Nach Massenprotesten in Bangladesch und der Flucht von Regierungschefin Scheich Hasina hat sich der Friedensnobelpreisträger Muhammad Yunus zur Führung einer Übergangsregierung bereiterklärt. „Wenn in Bangladesch Handlung gefordert ist, für mein Land und für den Mut meines Volkes, dann werde ich handeln“, sagte der 84-Jährige am Dienstag der Nachrichtenagentur AFP. Zuvor hatten die Anführer der Studentenproteste Yunus als Chef der Übergangsregierung ins Spiel gebracht.
„Die Übergangsregierung ist nur der Anfang. Wirkliche Befriedung kann es nur mit freien Wahlen geben. Ohne Wahlen gibt es keinen Wandel“, sagte Yunus, der in den 1980er Jahren mit der Vergabe von Mikrokrediten Millionen von Menschen in dem südasiatischen Land aus der Armut geholfen hatte. 2006 wurde dem Wirtschaftswissenschaftler dafür der Friedensnobelpreis verliehen.
„Wir vertrauen Dr. Yunus“, erklärte einer der Anführer der Bewegung Studenten gegen Diskriminierung (SAD), Asif Mahmud, im Onlinedienst Facebook. Unterdessen löste der Präsident des Landes am Dienstag das Parlament auf, zudem kam die Oppositionsführerin und ehemalige Regierungschefin Khaleda Zia aus dem Hausarrest frei.

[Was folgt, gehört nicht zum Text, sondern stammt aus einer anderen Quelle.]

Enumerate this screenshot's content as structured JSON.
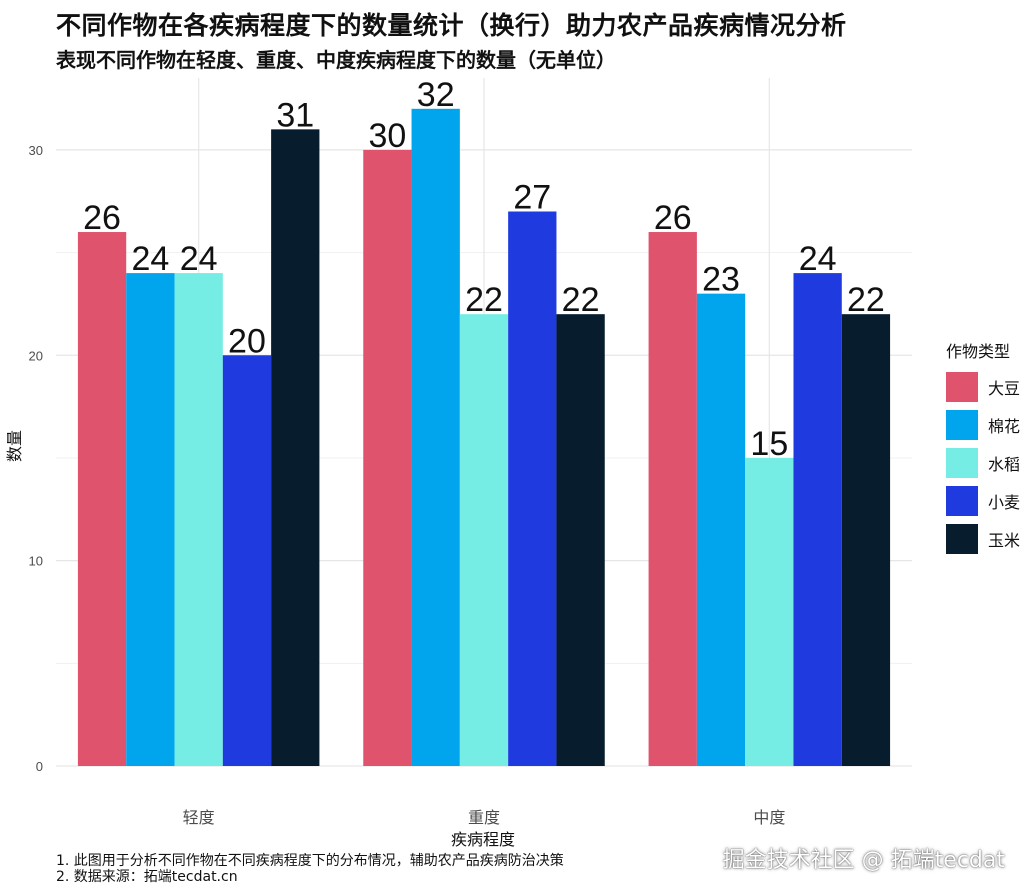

Die seit 15 Jahren herrschende Hasina war am Montag nach wochenlangen und teils gewaltsamen Massenprotesten aus Bangladesch geflohen. Zuvor hatten Demonstranten unter anderem ihren Amtssitz gestürmt und Fernsehstationen in Brand gesetzt. Armeechef Waker-Uz-Zaman kündigte die Bildung einer Übergangsregierung an. „Es ist Zeit, der Gewalt ein Ende zu setzen“, betonte er.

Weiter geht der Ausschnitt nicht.